Even as they look back on several years of steady growth and success, many owners of independent insurance agencies now find themselves at a crossroad where they are pressed to make critical strategic decisions about the future of their firms.
Ongoing consolidation, intensifying competition from direct writers, large brokerages aggressively pursuing middle market accounts as well as their experienced producers, and the imperative to invest in new technology are among the developments that have created an increasingly challenging landscape for independent agencies.
Shifting Realities for Agencies
It wasn’t too long ago that independent agencies got their business locally and were able to grow from walk-ins, yellow page ads and mailings for auto, home and small business.
Commissions in those days were adequate, and premiums increased fairly regularly at 5 percent to 10 percent a year, as insureds needed greater protection and carriers raised rates. Renewals could be counted on to sustain the business and the agency ownership would typically be passed within the family. Competition came primarily from other independent agencies and captive agents.
Then, the internet came along, and changes began to occur. While most agency business historically took place face-to-face, a growing number of insurers are opting to circumvent the agency distribution system by selling directly to consumers using online platforms and by phone.
More small and mid-sized agencies are finding success by joining an aggregator.
Today, auto, homeowners and small commercial insurance policies are being sold over the internet as more companies are offering individual and small business insurance policies online and customers are becoming more comfortable making purchases this way.
Of course, many agencies and brokers are still getting their share of the business, but it’s less profitable as insurers lower rates and reduce agency compensation. Even though midsize and large agencies and brokers increased their premium growth by approximately 4.5 percent in the past year (from 4.2 percent in 2016), EBITDA (earnings before interest, taxes, depreciation and amortization) grew by only 0.4 percent, according to the Reagan Consulting Group’s Organic Growth and Profitability Survey.
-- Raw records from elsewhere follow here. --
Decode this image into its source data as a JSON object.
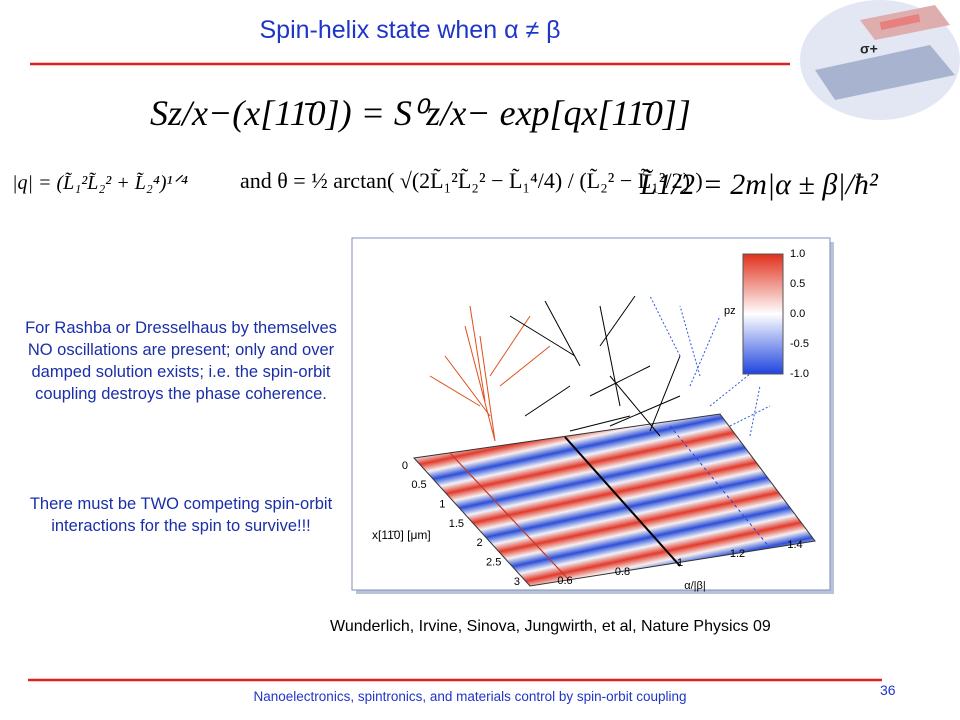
{
  "title": "Spin-helix state when α ≠ β",
  "equations": {
    "main": "Sz/x−(x[11̄0]) = S⁰z/x− exp[qx[11̄0]]",
    "q": "|q| = (L̃₁²L̃₂² + L̃₂⁴)¹ᐟ⁴",
    "theta": "and θ = ½ arctan( √(2L̃₁²L̃₂² − L̃₁⁴/4) / (L̃₂² − L̃₁²/2) )",
    "L": "L̃1/2 = 2m|α ± β|/ħ²"
  },
  "body": [
    "For Rashba or Dresselhaus by themselves NO oscillations are present; only and over damped solution exists; i.e. the spin-orbit coupling destroys the phase coherence.",
    "There must be TWO competing spin-orbit interactions for the spin to survive!!!"
  ],
  "figure": {
    "colorbar_label": "pz",
    "colorbar_ticks": [
      "1.0",
      "0.5",
      "0.0",
      "-0.5",
      "-1.0"
    ],
    "y_ticks": [
      "0",
      "0.5",
      "1",
      "1.5",
      "2",
      "2.5",
      "3"
    ],
    "y_label": "x[11̄0] [μm]",
    "x_ticks": [
      "0.6",
      "0.8",
      "1",
      "1.2",
      "1.4"
    ],
    "x_label": "α/|β|"
  },
  "citation": "Wunderlich, Irvine, Sinova, Jungwirth, et al, Nature Physics 09",
  "footer": "Nanoelectronics, spintronics, and materials control by spin-orbit coupling",
  "page_number": "36"
}
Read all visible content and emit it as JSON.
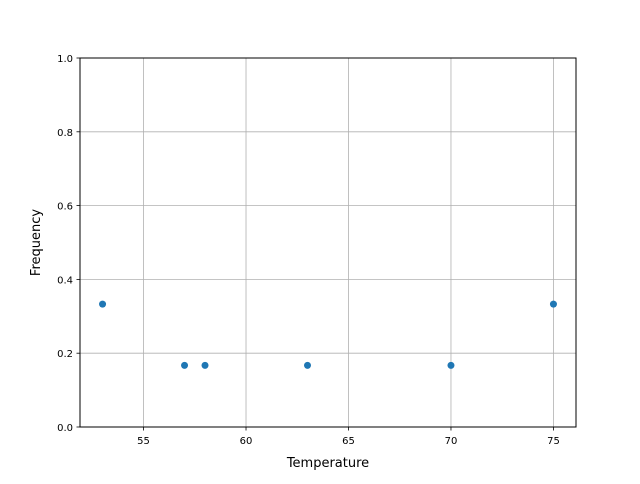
{
  "chart_data": {
    "type": "scatter",
    "title": "",
    "xlabel": "Temperature",
    "ylabel": "Frequency",
    "xlim": [
      51.9,
      76.1
    ],
    "ylim": [
      0,
      1
    ],
    "grid": true,
    "x_ticks": [
      55,
      60,
      65,
      70,
      75
    ],
    "x_tick_labels": [
      "55",
      "60",
      "65",
      "70",
      "75"
    ],
    "y_ticks": [
      0,
      0.2,
      0.4,
      0.6,
      0.8,
      1.0
    ],
    "y_tick_labels": [
      "0.0",
      "0.2",
      "0.4",
      "0.6",
      "0.8",
      "1.0"
    ],
    "series": [
      {
        "color": "#1f77b4",
        "x": [
          53,
          57,
          58,
          63,
          70,
          75
        ],
        "y": [
          0.333,
          0.167,
          0.167,
          0.167,
          0.167,
          0.333
        ]
      }
    ]
  }
}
Someone Moved Their ‘Cheese’
Today as they look for the best way forward, owners of many independent agencies must weigh the pain against the potential gain associated with each of the following four options.
1.Go It Alone.
This route often calls for making what can be substantial investments to recruit and train personnel as well as for technology upgrades and ramped up sales and marketing efforts. Often, this can be an uphill battle when as many as 50 percent of the sales people recruited in the insurance industry fail to meet their validation (i.e.: commission vs. draw). That makes it expensive to bring in sales people, train and manage them and have them be profitable over the long-term. Firms will need significant financial and human capital resources to pursue this strategy.
2. Sell the Business.
As reported by investment banker Optis Partners in its Agent & Broker 2017 Merger & Acquisition Update, a record 600 independent U.S. property/casualty insurance agencies were sold or merged into other firms in 2017. Even though the trend reportedly has slowed this year, it remains a popular option for agency owners.
Those facing this option must answer a difficult question: Are they selling because they want to or because they have to? While the payoff of cashing out may seem appealing, it doesn’t come without a cost. Sellers typically lose control of the direction of their business and status of their personnel, and they are often required to remain in place for a defined transition period that can be several years.
For entrepreneurs used to being owner/operators, it can be a difficult adjustment to become another firm’s employee. Sellers also may face the challenges of living on a limited budget and declining income stream as they enter their later years, especially if they retire too early. Ultimately, potential income shortfalls may mean lifestyle compromises as they enter retirement and grow older. Notably, 40 percent of those retiring at age 65 have gone back to work, according to a 2017 study by RAND Corporation.
3. Managed Decline.
This strategy calls for accepting the fact that without making necessary investments in the agency, it will lose business and shrink in size. As sales decline, agencies going this route reduce expenses and maintain margins until the firm sells what’s left over or closes its doors. In the early stages of this strategy, an agency may be able to maintain its income. As the company’s revenue stream declines, it’s reducing overhead. By saving and investing some of the profits, the owner can prepare for retirement and remain self-employed. The longer the owner works, the longer he/she can delay living off of retirement savings.
4. Pursue Growth with Assistance.
More small and mid-sized agencies are finding success by joining an aggregator, which enables them to remain independent while achieving stability and growth. The larger aggregators offer additional markets, ongoing staff training and higher commissions. This concept works well in conjunction with options one and three above.
Today, 25-to-30 percent of independent agencies in the U.S. are part of a network. As agency leaders revisit their business strategies to address the realities of the current environment, they might explore how working with an aggregator can help them reach their goals.